Nim
Forms of Nim have been played since antiquity and a complete theory was published as early as 1902 (see [3]). Martin Gardner described the game in one of his earliest columns [7] and returned to it many times over the years ([8]–[16]).
Central to the analysis of Nim is Nim-addition. The Nim-sum is calculated by writing the terms in base 2 and adding the columns mod 2, with no carries. A Nim position is a winning position if and only if the Nim-sum of the sizes of the heaps is zero [2], [7].

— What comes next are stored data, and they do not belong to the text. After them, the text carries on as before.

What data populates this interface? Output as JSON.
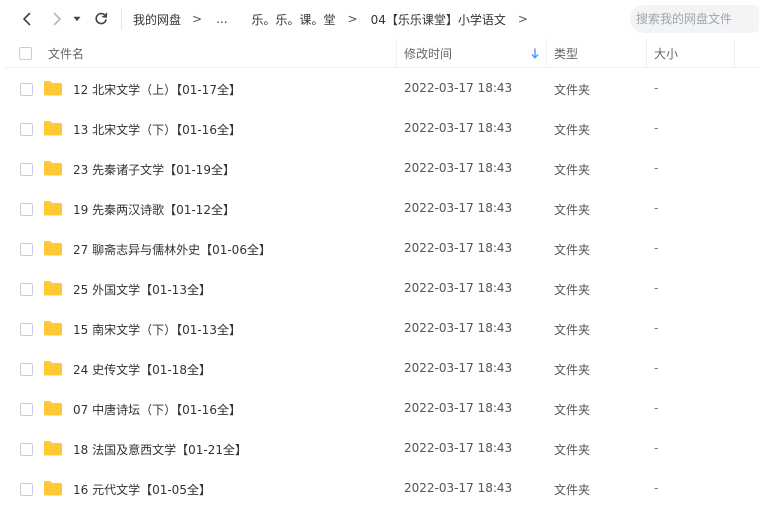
{
  "toolbar": {
    "breadcrumb": [
      "我的网盘",
      "...",
      "乐。乐。课。堂",
      "04【乐乐课堂】小学语文"
    ],
    "breadcrumb_sep": ">",
    "search_placeholder": "搜索我的网盘文件"
  },
  "header": {
    "name": "文件名",
    "modified": "修改时间",
    "type": "类型",
    "size": "大小"
  },
  "colors": {
    "folder": "#ffc933",
    "sort_arrow": "#3b8cff"
  },
  "files": [
    {
      "name": "12 北宋文学（上）【01-17全】",
      "modified": "2022-03-17 18:43",
      "type": "文件夹",
      "size": "-"
    },
    {
      "name": "13 北宋文学（下）【01-16全】",
      "modified": "2022-03-17 18:43",
      "type": "文件夹",
      "size": "-"
    },
    {
      "name": "23 先秦诸子文学【01-19全】",
      "modified": "2022-03-17 18:43",
      "type": "文件夹",
      "size": "-"
    },
    {
      "name": "19 先秦两汉诗歌【01-12全】",
      "modified": "2022-03-17 18:43",
      "type": "文件夹",
      "size": "-"
    },
    {
      "name": "27 聊斋志异与儒林外史【01-06全】",
      "modified": "2022-03-17 18:43",
      "type": "文件夹",
      "size": "-"
    },
    {
      "name": "25 外国文学【01-13全】",
      "modified": "2022-03-17 18:43",
      "type": "文件夹",
      "size": "-"
    },
    {
      "name": "15 南宋文学（下）【01-13全】",
      "modified": "2022-03-17 18:43",
      "type": "文件夹",
      "size": "-"
    },
    {
      "name": "24 史传文学【01-18全】",
      "modified": "2022-03-17 18:43",
      "type": "文件夹",
      "size": "-"
    },
    {
      "name": "07 中唐诗坛（下）【01-16全】",
      "modified": "2022-03-17 18:43",
      "type": "文件夹",
      "size": "-"
    },
    {
      "name": "18 法国及意西文学【01-21全】",
      "modified": "2022-03-17 18:43",
      "type": "文件夹",
      "size": "-"
    },
    {
      "name": "16 元代文学【01-05全】",
      "modified": "2022-03-17 18:43",
      "type": "文件夹",
      "size": "-"
    }
  ]
}
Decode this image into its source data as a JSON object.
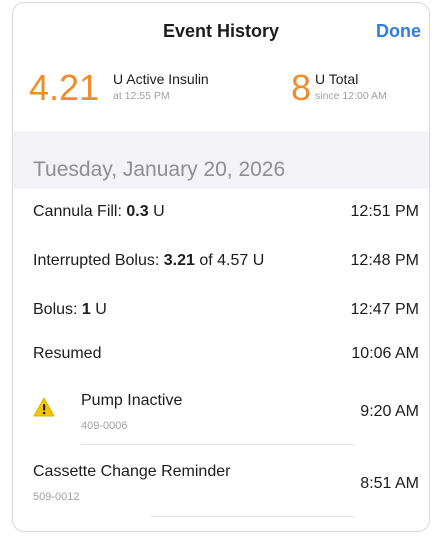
{
  "nav": {
    "title": "Event History",
    "done_label": "Done"
  },
  "summary": {
    "active": {
      "value": "4.21",
      "label": "U Active Insulin",
      "sub": "at 12:55 PM"
    },
    "total": {
      "value": "8",
      "label": "U Total",
      "sub": "since 12:00 AM"
    }
  },
  "date_header": "Tuesday, January 20, 2026",
  "events": [
    {
      "prefix": "Cannula Fill: ",
      "bold": "0.3",
      "suffix": " U",
      "time": "12:51 PM"
    },
    {
      "prefix": "Interrupted Bolus: ",
      "bold": "3.21",
      "suffix": " of 4.57 U",
      "time": "12:48 PM"
    },
    {
      "prefix": "Bolus: ",
      "bold": "1",
      "suffix": " U",
      "time": "12:47 PM"
    },
    {
      "prefix": "Resumed",
      "bold": "",
      "suffix": "",
      "time": "10:06 AM"
    },
    {
      "title": "Pump Inactive",
      "code": "409-0006",
      "time": "9:20 AM",
      "icon": "warning-icon"
    },
    {
      "title": "Cassette Change Reminder",
      "code": "509-0012",
      "time": "8:51 AM"
    }
  ],
  "colors": {
    "accent_orange": "#f28c28",
    "link_blue": "#2f7de1",
    "warning_yellow": "#f5c400",
    "secondary_text": "#a0a0a5",
    "section_bg": "#f2f2f7"
  }
}
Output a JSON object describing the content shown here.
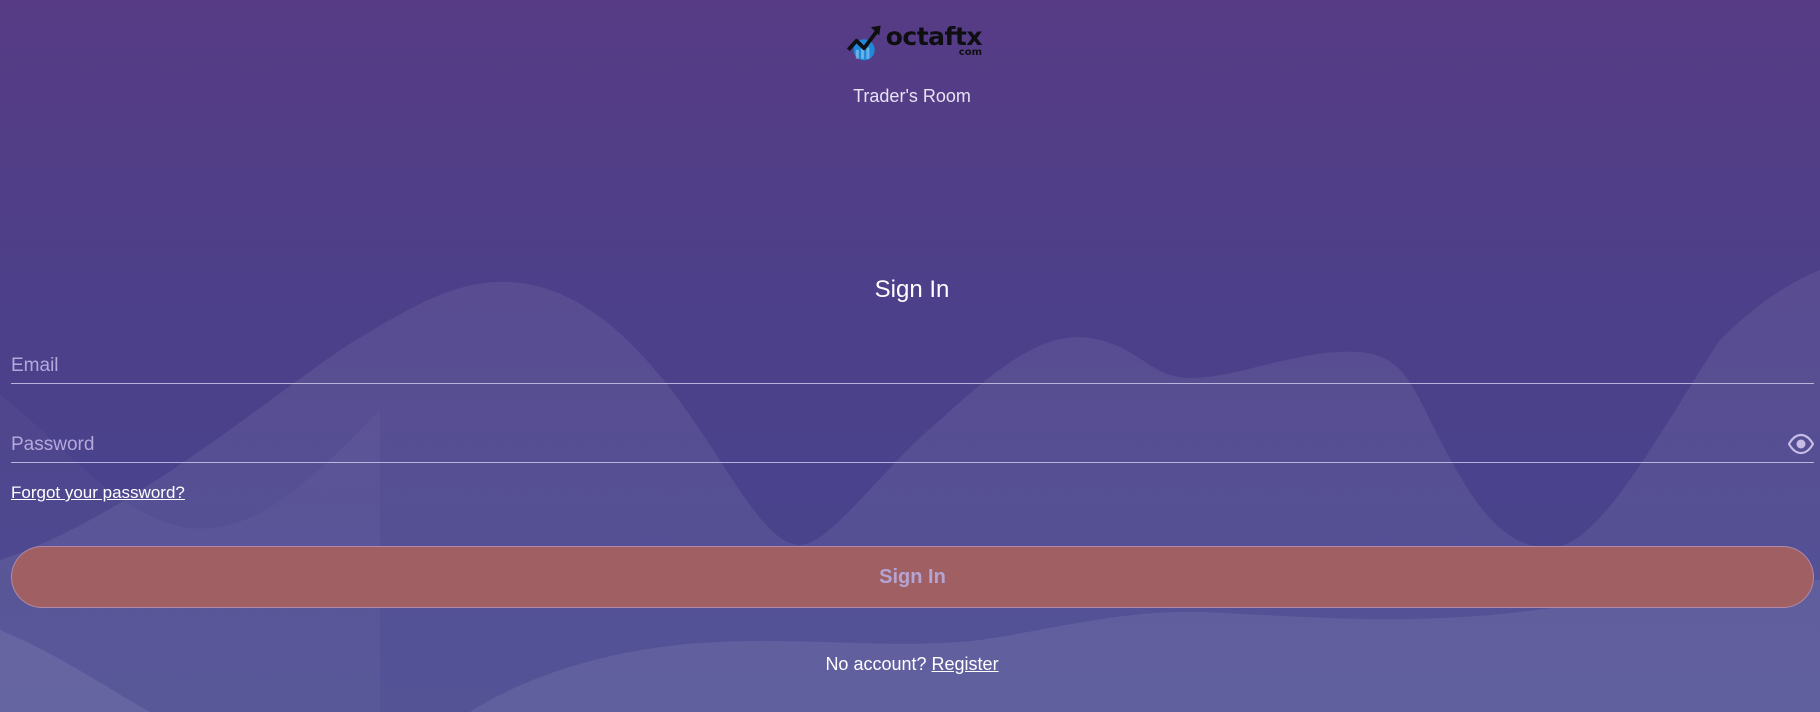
{
  "brand": {
    "logo_word": "octaftx",
    "logo_domain": "com",
    "subtitle": "Trader's Room"
  },
  "form": {
    "heading": "Sign In",
    "email_placeholder": "Email",
    "password_placeholder": "Password",
    "forgot_link": "Forgot your password?",
    "submit_label": "Sign In"
  },
  "footer": {
    "no_account_text": "No account?",
    "register_link": "Register"
  },
  "colors": {
    "background_top": "#573c85",
    "background_bottom": "#46468f",
    "button_background": "#a05f62",
    "button_text": "#b4a4d4",
    "logo_blue": "#1e88d9"
  },
  "icons": {
    "password_toggle": "eye-icon",
    "logo_mark": "bar-chart-arrow-icon"
  }
}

Is there is a generalization of Nim in which the analysis uses the base-b representations of the sizes of the heaps, for b > 2, in which a position is a win if and only if the mod-b sums of the columns is identically zero? One such game, Rim b (an abbreviation of Restricted-Nim) exists, although it is complicated and not well known. It was introduced in an unpublished paper [6] in 1980 and is hinted at in [5]. Despite his interest in Nim, Martin Gardner never mentions Rim b, nor does it appear in Winning Ways [2], which extensively analyzes Nim variants.
In the present paper we focus on b = 10, and consider, not Rim10 itself, but the arithmetic that arises if calculations, addition and multiplication, are performed mod 10, with no carries. Along the way we encounter several new and interesting number sequences, which would have appealed to Martin Gardner, always a fan of integer sequences.